Basic Server Security – What Are SSL/TLS And Why Are They Important
If you’ve been working with websites or servers for a while, you’ll likely have seen references to SSL certificates and TLS. In this part of our Basic Server Security series we’ll be looking at what they are and why they are important to your server.
Security risks
One of the features of the early internet is that it was viewed as a very trusting place. As such, many of the communications protocols used online provided no method to authenticate the server you are communicating with, or to prevent anyone intercepting your communications and reading them. This meant that when navigating to a website, not only could you not determine whether the server you were connecting to was the one you thought you were connecting to, but also that anyone that could intercept what you were sending to it (such as passwords) could easily read them in plain text.
SSL saves the data
The Secure Sockets Layer (SSL) protocol was originally devised by Netscape as a way of resolving these deficiencies. It provided for a cryptographically signed certificate that could be issued to a server that could be used to identify itself, and prove that it should be serving web pages for the domain you were connecting to. In addition, it provided a method by which a web browser and a web server could encrypt the data transferred between them meaning that if someone did intercept the network traffic between them that the data collected would be useless to them.
Upgrade to TLS
Transport Layer Security (TLS) was developed as an upgrade to SSL. It was released in 1999 and built on the foundations that SSL created. Due to the fact that the same certificates were used for both SSL and TLS, and that the same software libraries dealt with both forms of security, the term SSL is often used to refer to both SSL and TLS, although the SSL protocols themselves have been found to be broken and have been unsuitable for use for a number of years. The certificates used are still normally referred to as SSL certificates. Configuring servers and applying them also references SSL, despite the fact that most software will only use TLS for communication unless it’s out of date.
Securing everyday internet use with SSL/TLS
Now let’s look at how this works. The owner of a domain name will normally apply for a certificate from a certificate authority (CA), either directly or through a third party. Many hosting providers offer discounts for their customers for certificates versus them buying them directly from a certificate authority.
Most CAs offer multiple levels of certificate from basic domain validation (where the applicant has to prove they have control of the domain) up to extended validation certificates, where not only do they check control of the domain name, but also the existence of the owning organization, its registration status with government bodies, and finally that its identity matches up with any official records.
Extended validation certificates are normally used by businesses trading online as it provides an extra level of reassurance for customers. From a user’s perspective, a website with a basic certificate will show in a web browser with a green padlock in the browser bar. Extended certificates also show the company name alongside the padlock. It is also possible to create self-signed certificates without using a CA. These provide no evidence that the server is allowed to use the certificate, but if it is accepted by the end user will still allow for communications to be encrypted.
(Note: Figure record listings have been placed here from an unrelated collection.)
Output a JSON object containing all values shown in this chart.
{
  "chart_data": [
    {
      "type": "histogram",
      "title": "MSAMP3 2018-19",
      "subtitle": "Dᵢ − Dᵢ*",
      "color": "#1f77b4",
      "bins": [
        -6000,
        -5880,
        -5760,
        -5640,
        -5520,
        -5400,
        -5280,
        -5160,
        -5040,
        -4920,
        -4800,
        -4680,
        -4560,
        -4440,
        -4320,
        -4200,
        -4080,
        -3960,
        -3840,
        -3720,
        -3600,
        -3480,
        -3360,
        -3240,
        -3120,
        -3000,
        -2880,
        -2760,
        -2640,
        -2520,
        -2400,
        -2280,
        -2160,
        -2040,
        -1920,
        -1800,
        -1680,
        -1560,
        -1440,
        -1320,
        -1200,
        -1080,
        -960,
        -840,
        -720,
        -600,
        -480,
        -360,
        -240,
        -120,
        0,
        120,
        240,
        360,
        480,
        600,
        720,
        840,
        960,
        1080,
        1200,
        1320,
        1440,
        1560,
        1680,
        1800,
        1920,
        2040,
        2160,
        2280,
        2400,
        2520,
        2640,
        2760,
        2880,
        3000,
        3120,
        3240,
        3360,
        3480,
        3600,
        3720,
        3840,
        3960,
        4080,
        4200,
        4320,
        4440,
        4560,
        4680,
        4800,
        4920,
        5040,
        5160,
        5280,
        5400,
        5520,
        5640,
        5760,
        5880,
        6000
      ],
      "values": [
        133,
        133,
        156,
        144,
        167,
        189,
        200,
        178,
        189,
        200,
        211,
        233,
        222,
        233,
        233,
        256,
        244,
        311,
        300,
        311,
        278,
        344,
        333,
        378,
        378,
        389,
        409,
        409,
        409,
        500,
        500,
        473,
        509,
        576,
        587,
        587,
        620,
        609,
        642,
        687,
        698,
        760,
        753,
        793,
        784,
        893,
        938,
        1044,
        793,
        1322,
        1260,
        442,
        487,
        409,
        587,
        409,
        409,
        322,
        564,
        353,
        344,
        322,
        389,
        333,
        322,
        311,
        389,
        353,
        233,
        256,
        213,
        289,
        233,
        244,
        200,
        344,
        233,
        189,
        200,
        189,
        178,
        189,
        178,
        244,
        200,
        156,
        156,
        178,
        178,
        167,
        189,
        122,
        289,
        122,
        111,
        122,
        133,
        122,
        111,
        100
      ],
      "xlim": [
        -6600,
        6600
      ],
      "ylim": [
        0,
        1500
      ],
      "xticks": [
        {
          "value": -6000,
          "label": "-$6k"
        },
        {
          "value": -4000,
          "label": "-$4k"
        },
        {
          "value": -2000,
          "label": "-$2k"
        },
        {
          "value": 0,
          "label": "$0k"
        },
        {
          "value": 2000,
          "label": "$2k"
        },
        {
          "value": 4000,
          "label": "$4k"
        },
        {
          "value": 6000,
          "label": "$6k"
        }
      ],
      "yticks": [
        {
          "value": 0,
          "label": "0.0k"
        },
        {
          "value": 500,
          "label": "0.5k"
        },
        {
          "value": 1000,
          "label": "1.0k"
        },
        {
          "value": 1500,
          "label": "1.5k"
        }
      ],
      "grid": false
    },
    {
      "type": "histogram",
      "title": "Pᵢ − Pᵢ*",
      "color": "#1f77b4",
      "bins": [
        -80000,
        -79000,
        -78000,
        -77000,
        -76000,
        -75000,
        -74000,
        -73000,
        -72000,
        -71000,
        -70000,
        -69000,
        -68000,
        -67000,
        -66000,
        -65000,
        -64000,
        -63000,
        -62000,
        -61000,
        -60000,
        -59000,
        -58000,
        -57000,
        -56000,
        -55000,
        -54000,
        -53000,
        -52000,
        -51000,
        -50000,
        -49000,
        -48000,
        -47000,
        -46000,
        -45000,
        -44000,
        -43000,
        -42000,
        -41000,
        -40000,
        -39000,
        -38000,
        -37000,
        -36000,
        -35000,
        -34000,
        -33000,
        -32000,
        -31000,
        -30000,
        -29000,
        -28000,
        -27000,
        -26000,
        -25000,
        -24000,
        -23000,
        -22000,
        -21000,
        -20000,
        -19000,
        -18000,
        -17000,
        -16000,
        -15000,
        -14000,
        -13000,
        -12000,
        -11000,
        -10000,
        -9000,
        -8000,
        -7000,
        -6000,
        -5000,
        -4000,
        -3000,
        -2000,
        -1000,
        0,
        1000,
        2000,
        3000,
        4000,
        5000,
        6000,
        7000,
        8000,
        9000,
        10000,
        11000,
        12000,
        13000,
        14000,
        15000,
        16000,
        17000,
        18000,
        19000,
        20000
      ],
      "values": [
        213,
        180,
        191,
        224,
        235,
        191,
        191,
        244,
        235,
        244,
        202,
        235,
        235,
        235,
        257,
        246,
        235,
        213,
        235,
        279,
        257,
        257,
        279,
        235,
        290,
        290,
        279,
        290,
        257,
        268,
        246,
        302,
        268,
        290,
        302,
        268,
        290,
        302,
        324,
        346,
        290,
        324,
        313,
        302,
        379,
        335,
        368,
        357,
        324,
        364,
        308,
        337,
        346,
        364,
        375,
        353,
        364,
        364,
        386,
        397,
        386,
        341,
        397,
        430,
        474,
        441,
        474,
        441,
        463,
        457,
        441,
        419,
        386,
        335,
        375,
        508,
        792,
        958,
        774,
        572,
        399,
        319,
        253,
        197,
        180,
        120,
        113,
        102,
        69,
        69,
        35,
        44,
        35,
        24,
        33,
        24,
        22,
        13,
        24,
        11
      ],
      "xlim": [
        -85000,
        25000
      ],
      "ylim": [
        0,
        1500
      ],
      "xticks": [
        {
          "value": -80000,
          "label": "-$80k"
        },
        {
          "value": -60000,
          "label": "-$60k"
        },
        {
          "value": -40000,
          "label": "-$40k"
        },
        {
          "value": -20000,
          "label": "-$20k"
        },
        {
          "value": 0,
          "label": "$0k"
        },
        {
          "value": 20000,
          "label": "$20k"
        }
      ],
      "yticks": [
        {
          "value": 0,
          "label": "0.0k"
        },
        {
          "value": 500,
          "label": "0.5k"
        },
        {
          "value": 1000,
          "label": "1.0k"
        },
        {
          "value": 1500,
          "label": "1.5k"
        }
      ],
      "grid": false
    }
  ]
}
When a web browser connects to a server using HTTPS (HyperText Transfer Protocol Secure) the server will first present its certificate as a way of authenticating itself. The certificate will be signed by the issuing CA, and the web browser will then use the CA’s public key to decrypt the signature to ensure that the certificate is valid, provided that the web browser trusts the issuing CA. If it is, the browser will then trust the site. Then, provided that the domain the certificate is for matches the domain the browser is trying to reach, and that the certificate hasn’t passed the date of expiry, the web browser will then continue to connect to the website and negotiate encrypting traffic with no further input from the user. If any of these conditions aren’t met the web browser will alert the user of the problem so that they can choose whether to continue or not. As they aren’t issued by a trusted CA, self-signed certificates will fail this test, and as such they are mostly used for development environments and testing rather than for publicly accessible sites.
SSLs for every purpose
The use of SSL/TLS isn’t limited to just websites. These days, email clients can use them when connecting to mail servers and FTP servers. VPN technologies also make use of the technology. This means that if you run multiple services from a single domain then the SSL certificate can be shared between all the services.
These days the likes of Google and Mozilla are pushing for the use of HTTPS to become the default for all websites in the interests of making the web a safer place for all users. Services like Let’s Encrypt support this by making it possible for any publicly accessible web server to gain a basic domain validation certificate for free. If you are putting a website or service online, it’s strongly recommended that you make use of SSL/TLS technologies to secure your service for your clients.